A - CC: "  I have a love for learning, and I find myself seeking out others or information so that I have a better understanding. I did join a support group, and I enjoy being able to help and educate others on their journey, as this isn't always an easy road. 

  Q - What is one piece of knowledge about kidney disease or caregiving that you wish you knew earlier, and what advice would you give to someone who is just starting as a care partner?

A - CC: "    I wish that when we started this journey that we had someone or something like battle buddies, who could lay out all the options for care, and who we could ask the questions. I didn't know what those questions were when we started, and now that we are here, I feel like that's where my passion and drive can come in to help others to navigate the unknown. My advice would be, don't be afraid to speak up, especially for your warrior, if it doesn't feel right, or if it seems off, say something.  

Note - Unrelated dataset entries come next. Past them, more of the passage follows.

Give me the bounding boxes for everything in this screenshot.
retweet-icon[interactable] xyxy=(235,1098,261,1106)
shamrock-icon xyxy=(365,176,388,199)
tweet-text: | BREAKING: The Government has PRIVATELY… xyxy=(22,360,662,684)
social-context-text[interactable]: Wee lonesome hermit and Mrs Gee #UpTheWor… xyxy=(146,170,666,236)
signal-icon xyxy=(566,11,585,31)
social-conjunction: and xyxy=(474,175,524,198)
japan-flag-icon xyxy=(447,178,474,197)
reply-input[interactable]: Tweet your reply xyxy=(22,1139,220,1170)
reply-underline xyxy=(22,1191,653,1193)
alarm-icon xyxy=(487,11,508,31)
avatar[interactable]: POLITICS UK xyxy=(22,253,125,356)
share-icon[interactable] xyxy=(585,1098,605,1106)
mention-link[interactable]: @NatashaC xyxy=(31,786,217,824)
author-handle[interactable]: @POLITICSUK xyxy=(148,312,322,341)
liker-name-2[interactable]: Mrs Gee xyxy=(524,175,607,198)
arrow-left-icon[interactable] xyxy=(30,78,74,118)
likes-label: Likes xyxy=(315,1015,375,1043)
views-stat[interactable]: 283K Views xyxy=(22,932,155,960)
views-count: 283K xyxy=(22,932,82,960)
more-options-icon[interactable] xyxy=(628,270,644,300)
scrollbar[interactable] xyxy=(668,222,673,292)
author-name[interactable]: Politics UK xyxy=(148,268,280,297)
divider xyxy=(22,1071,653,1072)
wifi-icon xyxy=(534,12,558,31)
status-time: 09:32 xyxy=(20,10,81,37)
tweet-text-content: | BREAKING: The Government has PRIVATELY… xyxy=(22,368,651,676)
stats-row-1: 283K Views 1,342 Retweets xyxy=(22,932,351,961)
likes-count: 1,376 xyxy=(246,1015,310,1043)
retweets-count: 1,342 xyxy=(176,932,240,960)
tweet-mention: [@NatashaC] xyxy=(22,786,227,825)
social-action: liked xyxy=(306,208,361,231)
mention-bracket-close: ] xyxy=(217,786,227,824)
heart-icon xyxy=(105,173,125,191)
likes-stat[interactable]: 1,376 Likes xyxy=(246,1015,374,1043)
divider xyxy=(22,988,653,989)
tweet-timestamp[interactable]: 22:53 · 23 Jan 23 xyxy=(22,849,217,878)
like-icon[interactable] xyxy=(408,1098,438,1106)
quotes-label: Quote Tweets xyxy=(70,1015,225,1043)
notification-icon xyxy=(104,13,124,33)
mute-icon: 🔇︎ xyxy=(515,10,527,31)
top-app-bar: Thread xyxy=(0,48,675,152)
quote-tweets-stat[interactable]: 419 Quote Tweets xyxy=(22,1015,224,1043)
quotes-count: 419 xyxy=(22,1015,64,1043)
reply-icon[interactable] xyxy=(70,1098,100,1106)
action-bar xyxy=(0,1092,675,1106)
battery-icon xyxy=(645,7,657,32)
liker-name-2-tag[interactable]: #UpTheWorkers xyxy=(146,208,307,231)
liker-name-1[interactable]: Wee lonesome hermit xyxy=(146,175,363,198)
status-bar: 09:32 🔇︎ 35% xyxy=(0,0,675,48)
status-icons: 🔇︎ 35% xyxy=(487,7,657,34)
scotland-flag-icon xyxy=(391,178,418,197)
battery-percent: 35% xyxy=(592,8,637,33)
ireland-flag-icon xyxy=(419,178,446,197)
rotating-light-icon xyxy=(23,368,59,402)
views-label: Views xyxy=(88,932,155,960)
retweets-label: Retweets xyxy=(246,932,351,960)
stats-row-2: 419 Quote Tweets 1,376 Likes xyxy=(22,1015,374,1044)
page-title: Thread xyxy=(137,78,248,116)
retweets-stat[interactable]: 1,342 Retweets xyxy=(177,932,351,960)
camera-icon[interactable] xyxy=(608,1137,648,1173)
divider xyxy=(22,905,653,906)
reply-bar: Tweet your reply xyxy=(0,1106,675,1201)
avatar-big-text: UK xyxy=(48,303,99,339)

  Q -   How do you make sure you are also taking care of your own emotional and physical well-being while being so dedicated to your loved one’s health? 

A - CC: "This is a hard thing for us who are in the role of caregiver (battle buddy) There are days, when I feel like, all I do is work, and dialysis. So, I try and find that time, to have a coffee date with a friend, or go get that pedicure, these things seem small, but it's a nice way to just help reset the mind and spirit. I also, find great joy in letting my creative side out. Decorating for each month and holiday in my home is one of my favorite things."

  Q - How do you personally measure success or a "good day" in your role as a care partner, and what is your greatest hope for your loved one's future health?

A - CC: "A good day is when we can successfully complete a treatment, with no issues. No major alarms, cannulation is good, and when we remove the needles, we don't have to mop the floor from the bleeding. IYKYK. My greatest hope for my husband's future, is that he continues to thrive during this, that he continues to keep that positive mindset, and hopefully soon, can receive a donor kidney, that also, thrives."